Each share certificate is numbered depending to the number of shareholders and distributed according to the share split. In the event that a nominee is appointed as the company’s shareholder, the share certificate will be issued in the nominee’s name. Register of Directors: This document provides the relevant information concerning the persons appointed as the directors of the Belize Offshore Company, such as their names, addresses, date of birth and date of appointment as director. Information regarding the resignation of any director is left blank since it can only be entered upon the withdrawal of a director of the offshore company. Register of Shareholders: The Register of Shareholders is similar to the Register of Directors. It is a list containing the names and addresses of each shareholder, as well as their share certificate numbers, the date of issue of shares and the number of shares held. Information concerning the cancellation, transfer or exchange of shares will be inserted at a later date by the members of the company themselves, in the event that any of these occur. Letter of Subscriber’s Surrender of Shares: For incorporation purposes, the agent becomes the subscriber of the first share. However, immediately upon the incorporation of the company, a letter of surrender of shares is issued by the subscriber whereby the rights of the share are given back directly to the beneficial owner. Power of Attorney: A Power of Attorney is normally issued to the rightful owner(s) of the Belize offshore company in the event that a nominee is appointed as the Director of the company.

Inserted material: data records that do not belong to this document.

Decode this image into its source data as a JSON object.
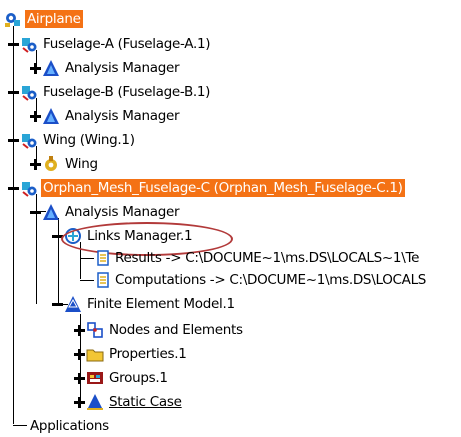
{
  "tree": {
    "root": {
      "label": "Airplane",
      "icon": "product-root-icon"
    },
    "fuselage_a": {
      "label": "Fuselage-A (Fuselage-A.1)",
      "icon": "part-gear-icon"
    },
    "fuselage_a_analysis": {
      "label": "Analysis Manager",
      "icon": "analysis-manager-icon"
    },
    "fuselage_b": {
      "label": "Fuselage-B (Fuselage-B.1)",
      "icon": "part-gear-icon"
    },
    "fuselage_b_analysis": {
      "label": "Analysis Manager",
      "icon": "analysis-manager-icon"
    },
    "wing_instance": {
      "label": "Wing (Wing.1)",
      "icon": "part-gear-icon"
    },
    "wing_part": {
      "label": "Wing",
      "icon": "part-icon"
    },
    "orphan_mesh": {
      "label": "Orphan_Mesh_Fuselage-C (Orphan_Mesh_Fuselage-C.1)",
      "icon": "part-gear-icon",
      "highlight_color": "#f47215"
    },
    "orphan_analysis": {
      "label": "Analysis Manager",
      "icon": "analysis-manager-icon"
    },
    "links_manager": {
      "label": "Links Manager.1",
      "icon": "links-manager-icon",
      "annotation_color": "#b23a3a"
    },
    "results": {
      "label": "Results -> C:\\DOCUME~1\\ms.DS\\LOCALS~1\\Te",
      "icon": "document-link-icon"
    },
    "computations": {
      "label": "Computations -> C:\\DOCUME~1\\ms.DS\\LOCALS",
      "icon": "document-link-icon"
    },
    "fem": {
      "label": "Finite Element Model.1",
      "icon": "fem-icon"
    },
    "nodes": {
      "label": "Nodes and Elements",
      "icon": "nodes-elements-icon"
    },
    "properties": {
      "label": "Properties.1",
      "icon": "folder-icon"
    },
    "groups": {
      "label": "Groups.1",
      "icon": "groups-icon"
    },
    "static_case": {
      "label": "Static Case",
      "icon": "static-case-icon"
    },
    "applications": {
      "label": "Applications"
    }
  }
}
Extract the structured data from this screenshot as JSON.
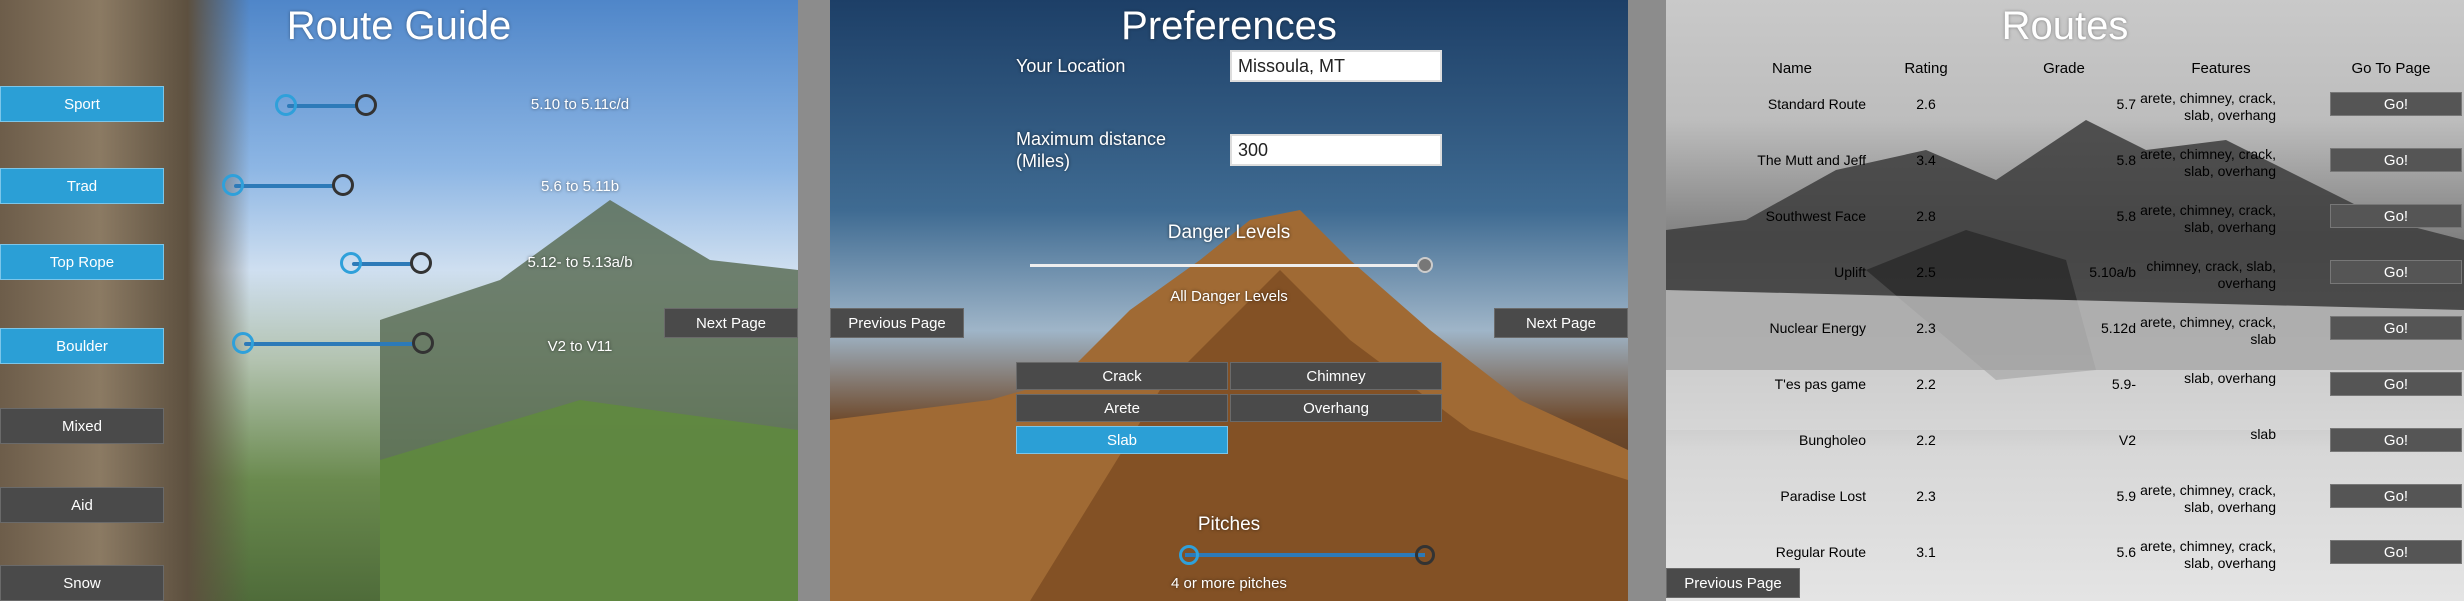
{
  "screen1": {
    "title": "Route Guide",
    "types": [
      {
        "label": "Sport",
        "style": "blue",
        "grade": "5.10 to 5.11c/d"
      },
      {
        "label": "Trad",
        "style": "blue",
        "grade": "5.6 to 5.11b"
      },
      {
        "label": "Top Rope",
        "style": "blue",
        "grade": "5.12- to 5.13a/b"
      },
      {
        "label": "Boulder",
        "style": "blue",
        "grade": "V2 to V11"
      },
      {
        "label": "Mixed",
        "style": "gray",
        "grade": ""
      },
      {
        "label": "Aid",
        "style": "gray",
        "grade": ""
      },
      {
        "label": "Snow",
        "style": "gray",
        "grade": ""
      }
    ],
    "next_label": "Next Page"
  },
  "screen2": {
    "title": "Preferences",
    "location_label": "Your Location",
    "location_value": "Missoula, MT",
    "distance_label": "Maximum distance\n(Miles)",
    "distance_value": "300",
    "danger_label": "Danger Levels",
    "danger_value_text": "All Danger Levels",
    "danger_level_fraction": 1.0,
    "prev_label": "Previous Page",
    "next_label": "Next Page",
    "features": [
      {
        "label": "Crack",
        "selected": false
      },
      {
        "label": "Chimney",
        "selected": false
      },
      {
        "label": "Arete",
        "selected": false
      },
      {
        "label": "Overhang",
        "selected": false
      },
      {
        "label": "Slab",
        "selected": true
      }
    ],
    "pitches_label": "Pitches",
    "pitches_value_text": "4 or more pitches",
    "pitches_fraction": 1.0
  },
  "screen3": {
    "title": "Routes",
    "headers": [
      "Name",
      "Rating",
      "Grade",
      "Features",
      "Go To Page"
    ],
    "go_label": "Go!",
    "prev_label": "Previous Page",
    "rows": [
      {
        "name": "Standard Route",
        "rating": "2.6",
        "grade": "5.7",
        "features": "arete, chimney, crack,\nslab, overhang"
      },
      {
        "name": "The Mutt and Jeff",
        "rating": "3.4",
        "grade": "5.8",
        "features": "arete, chimney, crack,\nslab, overhang"
      },
      {
        "name": "Southwest Face",
        "rating": "2.8",
        "grade": "5.8",
        "features": "arete, chimney, crack,\nslab, overhang"
      },
      {
        "name": "Uplift",
        "rating": "2.5",
        "grade": "5.10a/b",
        "features": "chimney, crack, slab,\noverhang"
      },
      {
        "name": "Nuclear Energy",
        "rating": "2.3",
        "grade": "5.12d",
        "features": "arete, chimney, crack,\nslab"
      },
      {
        "name": "T'es pas game",
        "rating": "2.2",
        "grade": "5.9-",
        "features": "slab, overhang"
      },
      {
        "name": "Bungholeo",
        "rating": "2.2",
        "grade": "V2",
        "features": "slab"
      },
      {
        "name": "Paradise Lost",
        "rating": "2.3",
        "grade": "5.9",
        "features": "arete, chimney, crack,\nslab, overhang"
      },
      {
        "name": "Regular Route",
        "rating": "3.1",
        "grade": "5.6",
        "features": "arete, chimney, crack,\nslab, overhang"
      }
    ]
  }
}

Should the company have more than one rightful owner, a Power of Attorney will be issued in the name of each and their rights and powers will be stated. Nominees are used to further ensure that the identity and personal information regarding the company’s rightful owner(s) remains private and confidential. In this case, the name that appears on the charter document will be that of the Nominee Director and not the real owners. Powers of Attorney are not issued if the company appoints its own directors. Declaration of Trust: The Declaration of Trust is the document whereby the nominee shareholder undertakes and agrees to irrevocably assign to the owner the right to receive all dividends, profits and monies which may be declared on the issued shares; to exercise his voting power of the shares only in the manner and for purposes indicated by the owner; and not to transfer, deal with or dispose of the company’s shares without receiving directions from the owner to do so. A declaration of Trust is issued only if a nominee is appointed as the shareholder of the company. Letter of Resignation as Nominee Director and or Shareholder: This letter enables the rightful IBC’s owner(s) to take full control of the company at their convenience. It is an undated resignation letter which is signed by the nominee. In the event that there are two or more members, a letter of resignation is issued in the name of each. Incorporating an International Business Company in Belize is simple and must be done through a licensed offshore service provider. Owning an offshore company is one of the gateways to accumulating and protecting one’s wealth.